Proc 18 says hello, is going to calculate slice 225000000-237499999
Proc 9 says hello, is going to calculate slice 112500000-124999999
Proc 34 says hello, is going to calculate slice 425000000-437499999
Proc 2 says hello, is going to calculate slice 25000000-37499999
Proc 57 says hello, is going to calculate slice 712500000-724999999
Proc 25 says hello, is going to calculate slice 312500000-324999999
Proc 58 says hello, is going to calculate slice 725000000-737499999
Proc 11 says hello, is going to calculate slice 137500000-149999999
Proc 0 says hello, is going to calculate slice 0-12499999
...
Proc 23 says hello, is going to calculate slice 287500000-299999999
Proc 39 says hello, is going to calculate slice 487500000-499999999
Proc 55 says hello, is going to calculate slice 687500000-699999999
The value of PI is 3.14159240526447
The time to calculate PI was 0.0770059 seconds
I suppose one question is whether we should include SGE integration if we are replacing the scheduler. Gerun will look the same either way as long as we set GERUN_LAUNCHER appropriately, the difference is when using mpirun people will need to specify $TMPDIR/machines
as their machinefile, whereas with SGE integration they don't need to include one.

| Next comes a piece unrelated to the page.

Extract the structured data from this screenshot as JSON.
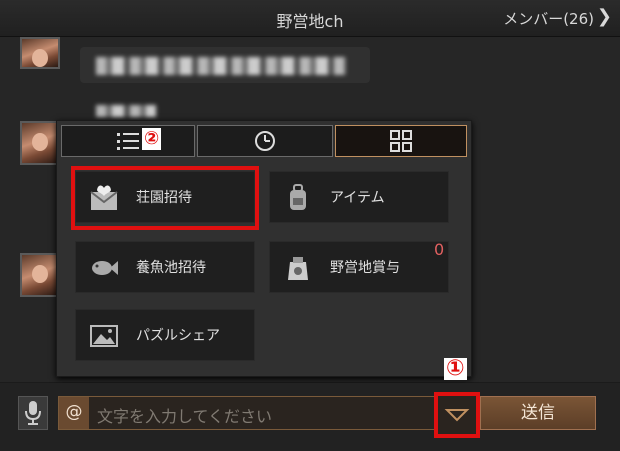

Or whether we rebuild things at that time with $OtherScheduler integration. (Or can we add both and all will be well?)
To build OpenMPI with my GCC 12.x build after adding the compiler to Spack I'm running:
spack install openmpi %gcc@12.2.0 2>&1 | tee OpenMPI-build.log
I've now got the following installed on Young:
-- linux-rhel7-cascadelake / gcc@12.2.0 -------------------------
autoconf@2.69 libevent@2.1.12 openssl@1.1.1s
automake@1.16.5 libiconv@1.16 perl@5.36.0
berkeley-db@18.1.40 libpciaccess@0.16 pigz@2.7
bison@3.8.2 libsigsegv@2.13 pkgconf@1.8.0
bzip2@1.0.8 libtool@2.4.7 pmix@4.1.2
ca-certificates-mozilla@2022-10-11 libxcrypt@4.4.33 readline@8.1.2
diffutils@3.8 libxml2@2.10.3 tar@1.34
gdbm@1.23 m4@1.4.19 util-macros@1.19.3
gettext@0.21.1 ncurses@6.3 xz@5.2.7
hwloc@2.8.0 numactl@2.0.14 zlib@1.2.13
krb5@1.20.1 openmpi@4.1.4 zstd@1.5.2
libedit@3.1-20210216 openssh@9.1p1
and:
module avail openmpi
- /lustre/scratch/ccaabaa/apps/spack-test/spack/share/spack/modules/linux-rhel7-cascadelake -
openmpi-4.1.4-gcc-12.2.0-irwlhs3
OpenMPI build on Myriad failed in the middle - need to check tomorrow.
Check multi-node on Young/Kathleen/Michael in particular. (We've had one working on Myriad and Thomas only).